Our immune system is capable of attacking cancer. However, sometimes proteins present in cancer, called checkpoint proteins, stop the immune system from attacking the cancer cells. Checkpoint inhibitors are drugs that treat cancer and called immunotherapy. These drugs block different checkpoint proteins, so that they turn the immune system back on and enable immune cells to detect the cancer cells once more. Checkpoint inhibitors are a major breakthrough for cancer therapy, some patients originally given just weeks or months to live now survive for many years following treatment. Unfortunately, currently only 15-20% of patients with cancer treated with checkpoint inhibitors have improvement in their survival. This is because our library of checkpoint inhibitors is incomplete. To increase the percentage of patients who response to checkpoint inhibitors, researchers are developing ways to block other checkpoint proteins. LAG3 proteins is one of the candidates.

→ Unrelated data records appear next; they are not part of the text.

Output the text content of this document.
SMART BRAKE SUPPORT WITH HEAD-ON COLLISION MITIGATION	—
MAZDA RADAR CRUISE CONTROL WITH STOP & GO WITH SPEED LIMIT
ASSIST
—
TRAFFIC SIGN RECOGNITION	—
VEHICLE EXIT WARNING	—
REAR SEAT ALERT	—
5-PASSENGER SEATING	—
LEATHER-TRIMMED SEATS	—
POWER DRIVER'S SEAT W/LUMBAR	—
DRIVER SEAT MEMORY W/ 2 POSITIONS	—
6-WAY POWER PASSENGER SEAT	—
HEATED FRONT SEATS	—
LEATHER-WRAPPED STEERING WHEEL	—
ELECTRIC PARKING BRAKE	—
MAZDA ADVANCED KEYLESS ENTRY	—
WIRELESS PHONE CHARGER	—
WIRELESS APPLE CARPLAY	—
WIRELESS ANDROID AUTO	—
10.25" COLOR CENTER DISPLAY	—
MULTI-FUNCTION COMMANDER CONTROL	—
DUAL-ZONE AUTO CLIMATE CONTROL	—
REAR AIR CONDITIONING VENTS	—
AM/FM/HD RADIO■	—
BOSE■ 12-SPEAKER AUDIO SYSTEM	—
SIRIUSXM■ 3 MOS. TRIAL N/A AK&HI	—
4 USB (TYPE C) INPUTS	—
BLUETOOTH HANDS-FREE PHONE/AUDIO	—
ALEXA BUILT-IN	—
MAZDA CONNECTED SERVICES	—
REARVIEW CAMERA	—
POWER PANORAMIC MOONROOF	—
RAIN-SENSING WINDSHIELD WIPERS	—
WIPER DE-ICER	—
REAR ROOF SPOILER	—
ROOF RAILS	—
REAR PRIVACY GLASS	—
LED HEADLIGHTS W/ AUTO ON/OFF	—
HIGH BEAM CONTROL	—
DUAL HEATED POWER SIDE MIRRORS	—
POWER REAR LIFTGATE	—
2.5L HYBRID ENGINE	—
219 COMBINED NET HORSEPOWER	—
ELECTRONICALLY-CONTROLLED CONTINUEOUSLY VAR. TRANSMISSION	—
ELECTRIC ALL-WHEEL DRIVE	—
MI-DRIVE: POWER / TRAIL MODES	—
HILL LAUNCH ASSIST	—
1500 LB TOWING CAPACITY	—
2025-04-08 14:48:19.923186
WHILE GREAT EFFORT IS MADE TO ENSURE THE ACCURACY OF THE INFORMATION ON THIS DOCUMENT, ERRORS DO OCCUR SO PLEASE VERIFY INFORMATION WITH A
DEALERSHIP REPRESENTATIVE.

Each year, ovarian cancer kills 4200 women in the UK. When we examined ovarian tumours, we found LAG3 protein in important cells of the immune system, T cells, and another protein called CD74 in cancer cells. The CD74 protein associates with another protein called MHC class II, and the MHC class II protein interacts with LAG3 protein. We speculate that CD74 protein contributes to the action of LAG3 protein in the immune resistance of ovarian cancer. In this project, we aim to investigate the characteristics and functions of CD74 protein in Page 5 ovarian cancer. Our work has the potential of identifying new checkpoint inhibitors for ovarian cancer patients.